Constatar que se trata de um espírito velho, gera (ou deveria gerar) outra pergunta: E daí?
Alguns de conhecimento mais raso, dizem: "Essa será a última encarnação dele". Ouvir isso às vezes me revolta. É uma bobagem tão grande e nada acrescenta de útil a pessoa ou aos seus pais.
Espíritos velhos podem ainda vir várias, muitas vezes… como são velhos caminham devagar, sem afobação e, paradoxalmente, têm dificuldade de largar o osso.
Saber que estamos diante de um desses veneráveis exemplares tem de servir para ajustar o foco de nosso tratamento. Temos de compreender seu ritmo, seu timing, suas prioridades e seus valores.
Muitos se rebelam contra sua solidão, que eles mesmos colocaram na lista para trazer na bagagem, se arrependem no meio da viagem, não imaginavam que seria tão duro. Este é realmente um teste duríssimo: a solidão numa sociedade que exalta o "Amor", as celebrações grupais, a família etc.
O nº 9 optou por retirar-se para o deserto para ali enfrentar seus demônios: matar ou morrer.
Mas arrepender-se também faz parte do pacote. Por isso, não tem essa de "é a última vez que ele ou ela vai encarnar", o caminho é longo, a estrada é deserta, o resto vocês já sabem.
Quando vejo um bando de crianças brincando e uma num canto lendo, ou penas sentada olhando os outros, ou ainda tentando atabalhoadamente se integrar no grupo mas totalmente desajeitada, sei que posso estar diante de um ancião. Quando tento me aproximar, o faço de forma sinuosa, oblíqua, quase como agente secreto. Mas logo encontro as teclas certas e começo a digitar com a criança que carrega a caverna do velho de longas barbas dentro de si.

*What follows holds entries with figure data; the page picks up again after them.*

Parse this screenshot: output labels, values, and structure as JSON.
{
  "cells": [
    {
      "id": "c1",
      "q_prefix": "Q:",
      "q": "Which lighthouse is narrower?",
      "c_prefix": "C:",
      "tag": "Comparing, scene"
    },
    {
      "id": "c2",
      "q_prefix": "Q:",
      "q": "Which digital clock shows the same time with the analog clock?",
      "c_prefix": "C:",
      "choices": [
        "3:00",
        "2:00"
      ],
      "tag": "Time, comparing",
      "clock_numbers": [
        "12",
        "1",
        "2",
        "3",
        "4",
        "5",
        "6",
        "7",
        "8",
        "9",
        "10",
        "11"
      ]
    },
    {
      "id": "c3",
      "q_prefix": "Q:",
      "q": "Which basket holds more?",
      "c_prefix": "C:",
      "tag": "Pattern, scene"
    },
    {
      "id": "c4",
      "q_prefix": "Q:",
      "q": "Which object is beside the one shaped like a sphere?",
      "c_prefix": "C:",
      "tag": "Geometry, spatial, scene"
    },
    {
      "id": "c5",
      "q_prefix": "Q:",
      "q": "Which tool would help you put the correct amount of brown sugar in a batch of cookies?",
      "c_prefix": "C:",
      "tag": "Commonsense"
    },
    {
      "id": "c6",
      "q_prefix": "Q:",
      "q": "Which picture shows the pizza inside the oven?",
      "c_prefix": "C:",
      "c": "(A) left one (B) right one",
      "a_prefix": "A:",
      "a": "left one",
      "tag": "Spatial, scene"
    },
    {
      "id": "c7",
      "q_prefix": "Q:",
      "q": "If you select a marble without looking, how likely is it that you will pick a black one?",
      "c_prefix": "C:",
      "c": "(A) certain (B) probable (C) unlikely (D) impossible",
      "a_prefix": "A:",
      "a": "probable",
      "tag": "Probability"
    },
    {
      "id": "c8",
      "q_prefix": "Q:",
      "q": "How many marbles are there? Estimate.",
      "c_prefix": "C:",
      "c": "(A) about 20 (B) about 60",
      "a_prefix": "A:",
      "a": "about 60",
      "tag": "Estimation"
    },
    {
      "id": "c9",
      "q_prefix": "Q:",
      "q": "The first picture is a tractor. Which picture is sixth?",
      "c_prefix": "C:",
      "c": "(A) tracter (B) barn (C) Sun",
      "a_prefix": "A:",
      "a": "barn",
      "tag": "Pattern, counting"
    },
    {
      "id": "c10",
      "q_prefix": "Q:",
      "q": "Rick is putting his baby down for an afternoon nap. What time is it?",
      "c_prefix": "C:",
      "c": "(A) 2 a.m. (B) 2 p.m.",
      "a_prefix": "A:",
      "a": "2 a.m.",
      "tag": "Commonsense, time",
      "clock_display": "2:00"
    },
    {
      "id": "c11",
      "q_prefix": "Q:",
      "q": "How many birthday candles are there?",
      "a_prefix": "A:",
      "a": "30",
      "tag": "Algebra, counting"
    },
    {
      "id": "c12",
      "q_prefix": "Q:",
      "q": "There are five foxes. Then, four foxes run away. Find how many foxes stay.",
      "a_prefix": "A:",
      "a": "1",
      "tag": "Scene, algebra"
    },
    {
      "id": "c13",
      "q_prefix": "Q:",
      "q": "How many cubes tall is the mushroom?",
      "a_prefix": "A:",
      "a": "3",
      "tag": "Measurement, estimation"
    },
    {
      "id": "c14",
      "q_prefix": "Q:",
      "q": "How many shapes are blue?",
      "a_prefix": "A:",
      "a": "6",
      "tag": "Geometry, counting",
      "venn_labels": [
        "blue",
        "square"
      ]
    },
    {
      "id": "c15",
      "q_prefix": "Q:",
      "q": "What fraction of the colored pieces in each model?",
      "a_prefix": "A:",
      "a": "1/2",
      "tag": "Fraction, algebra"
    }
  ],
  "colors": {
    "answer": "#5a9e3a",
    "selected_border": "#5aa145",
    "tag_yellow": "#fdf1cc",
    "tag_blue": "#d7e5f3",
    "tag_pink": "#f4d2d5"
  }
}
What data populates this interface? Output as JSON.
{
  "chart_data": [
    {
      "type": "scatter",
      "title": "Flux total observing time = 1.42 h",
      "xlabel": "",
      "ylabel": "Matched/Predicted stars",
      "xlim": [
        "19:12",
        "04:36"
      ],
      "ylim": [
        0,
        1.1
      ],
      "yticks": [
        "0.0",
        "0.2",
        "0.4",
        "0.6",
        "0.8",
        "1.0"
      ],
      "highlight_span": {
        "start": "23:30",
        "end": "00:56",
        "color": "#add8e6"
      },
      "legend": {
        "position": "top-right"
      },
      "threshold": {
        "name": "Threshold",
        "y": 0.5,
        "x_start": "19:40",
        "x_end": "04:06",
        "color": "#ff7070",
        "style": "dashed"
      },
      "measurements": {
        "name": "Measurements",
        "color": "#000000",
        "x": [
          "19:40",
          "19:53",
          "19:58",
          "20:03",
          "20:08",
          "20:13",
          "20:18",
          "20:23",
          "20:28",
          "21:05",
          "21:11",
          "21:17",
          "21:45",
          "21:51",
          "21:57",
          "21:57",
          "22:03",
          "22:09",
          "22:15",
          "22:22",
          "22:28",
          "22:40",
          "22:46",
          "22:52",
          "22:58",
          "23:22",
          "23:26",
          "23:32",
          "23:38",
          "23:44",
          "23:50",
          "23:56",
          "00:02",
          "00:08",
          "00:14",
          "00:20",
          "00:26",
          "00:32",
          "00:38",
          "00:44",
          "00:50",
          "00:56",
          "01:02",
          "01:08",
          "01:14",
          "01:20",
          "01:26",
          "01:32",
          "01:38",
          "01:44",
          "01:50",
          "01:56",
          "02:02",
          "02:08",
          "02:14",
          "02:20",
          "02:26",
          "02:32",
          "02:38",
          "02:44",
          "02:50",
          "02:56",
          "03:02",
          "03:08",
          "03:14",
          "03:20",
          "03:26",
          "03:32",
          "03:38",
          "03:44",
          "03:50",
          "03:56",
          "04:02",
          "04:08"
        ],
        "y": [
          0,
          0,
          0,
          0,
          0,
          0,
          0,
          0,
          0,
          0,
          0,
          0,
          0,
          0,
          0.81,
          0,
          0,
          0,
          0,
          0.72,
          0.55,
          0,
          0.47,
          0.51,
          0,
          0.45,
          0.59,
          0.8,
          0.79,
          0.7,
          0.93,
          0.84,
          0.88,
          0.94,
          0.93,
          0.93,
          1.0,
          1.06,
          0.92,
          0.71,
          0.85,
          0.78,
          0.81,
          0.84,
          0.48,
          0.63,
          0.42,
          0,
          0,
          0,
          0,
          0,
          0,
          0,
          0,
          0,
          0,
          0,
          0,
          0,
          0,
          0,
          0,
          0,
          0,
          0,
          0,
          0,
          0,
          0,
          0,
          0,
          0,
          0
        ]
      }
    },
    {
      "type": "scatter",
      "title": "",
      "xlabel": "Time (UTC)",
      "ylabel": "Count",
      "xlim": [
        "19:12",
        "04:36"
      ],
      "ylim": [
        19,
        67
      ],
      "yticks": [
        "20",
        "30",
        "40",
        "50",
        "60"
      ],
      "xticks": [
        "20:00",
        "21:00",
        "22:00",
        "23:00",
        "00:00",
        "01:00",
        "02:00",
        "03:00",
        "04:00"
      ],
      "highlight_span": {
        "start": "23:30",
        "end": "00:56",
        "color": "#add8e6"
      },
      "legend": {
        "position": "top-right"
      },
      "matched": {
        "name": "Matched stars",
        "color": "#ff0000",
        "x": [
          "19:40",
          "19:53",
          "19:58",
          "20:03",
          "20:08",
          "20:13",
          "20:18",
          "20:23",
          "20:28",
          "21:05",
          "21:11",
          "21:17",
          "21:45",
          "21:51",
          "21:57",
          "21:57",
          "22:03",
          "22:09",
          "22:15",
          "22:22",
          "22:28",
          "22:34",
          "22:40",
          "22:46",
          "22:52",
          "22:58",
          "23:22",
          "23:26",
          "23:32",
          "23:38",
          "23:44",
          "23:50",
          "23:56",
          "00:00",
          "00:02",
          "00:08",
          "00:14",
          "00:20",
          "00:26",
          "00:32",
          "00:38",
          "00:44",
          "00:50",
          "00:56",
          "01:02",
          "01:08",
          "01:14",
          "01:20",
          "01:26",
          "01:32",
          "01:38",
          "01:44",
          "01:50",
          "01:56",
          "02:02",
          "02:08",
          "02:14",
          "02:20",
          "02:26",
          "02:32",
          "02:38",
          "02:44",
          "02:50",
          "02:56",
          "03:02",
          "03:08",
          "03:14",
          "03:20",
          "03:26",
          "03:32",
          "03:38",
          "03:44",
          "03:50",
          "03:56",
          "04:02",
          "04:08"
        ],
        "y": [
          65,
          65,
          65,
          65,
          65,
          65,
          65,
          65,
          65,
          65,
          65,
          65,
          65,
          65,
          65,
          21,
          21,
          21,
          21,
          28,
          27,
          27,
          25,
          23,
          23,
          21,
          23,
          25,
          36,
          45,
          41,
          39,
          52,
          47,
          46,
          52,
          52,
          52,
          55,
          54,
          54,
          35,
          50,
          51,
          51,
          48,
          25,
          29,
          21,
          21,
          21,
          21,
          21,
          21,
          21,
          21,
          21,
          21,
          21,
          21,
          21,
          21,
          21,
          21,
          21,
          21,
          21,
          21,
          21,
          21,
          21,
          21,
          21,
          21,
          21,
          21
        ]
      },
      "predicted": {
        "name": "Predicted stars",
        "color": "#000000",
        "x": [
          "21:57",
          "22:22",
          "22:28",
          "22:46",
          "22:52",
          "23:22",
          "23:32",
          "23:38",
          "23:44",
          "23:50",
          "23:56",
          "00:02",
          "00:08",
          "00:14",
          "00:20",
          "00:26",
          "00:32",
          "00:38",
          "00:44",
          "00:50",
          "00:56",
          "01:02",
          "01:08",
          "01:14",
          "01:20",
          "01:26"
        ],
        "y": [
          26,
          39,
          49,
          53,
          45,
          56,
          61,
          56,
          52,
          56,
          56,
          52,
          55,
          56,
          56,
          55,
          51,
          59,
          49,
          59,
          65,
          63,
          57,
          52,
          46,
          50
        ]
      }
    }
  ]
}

Um dia essa criança poderá estar acolhendo em seu peito as lágrimas de alguém, estendendo a mão para resgatar um afogado, ouvindo uma confissão desesperada, derramando uma furtiva lágrima de compaixão pela perda de alguém – sendo solidário – porque, afinal de contas, de perdas ele entende… é só olhar no seu currículo de vida, está tudo lá.
Só quem guarda tantas cicatrizes, pode olhar com respeito e admiração as cicatrizes alheias. Isso o nº9 com seus cabelos brancos do pó das estrelas sabe muito bem.
Por isso me detenho com mais cuidado diante desses espíritos quando os encontro pela frente. Eles precisam de ajuda altamente especializada, para chegarem da melhor forma possível, ao seu status de guias da humanidade. Mas até lá talvez tenham de travar uma luta de foice no escuro com seus próprios outros eus, contra as tentações que eles, mais que qualquer outro tipo humano, irão enfrentar e contra nosso mundo de dura aspereza, materialismo beócio e insensibilidade.
O nº 9 não é um espírito superior, é apenas velho, curtido pelo muito chão que impregnou seus passos. É alguém que decidiu um dia combater o mais temido dos inimigos – O AP(EGO)!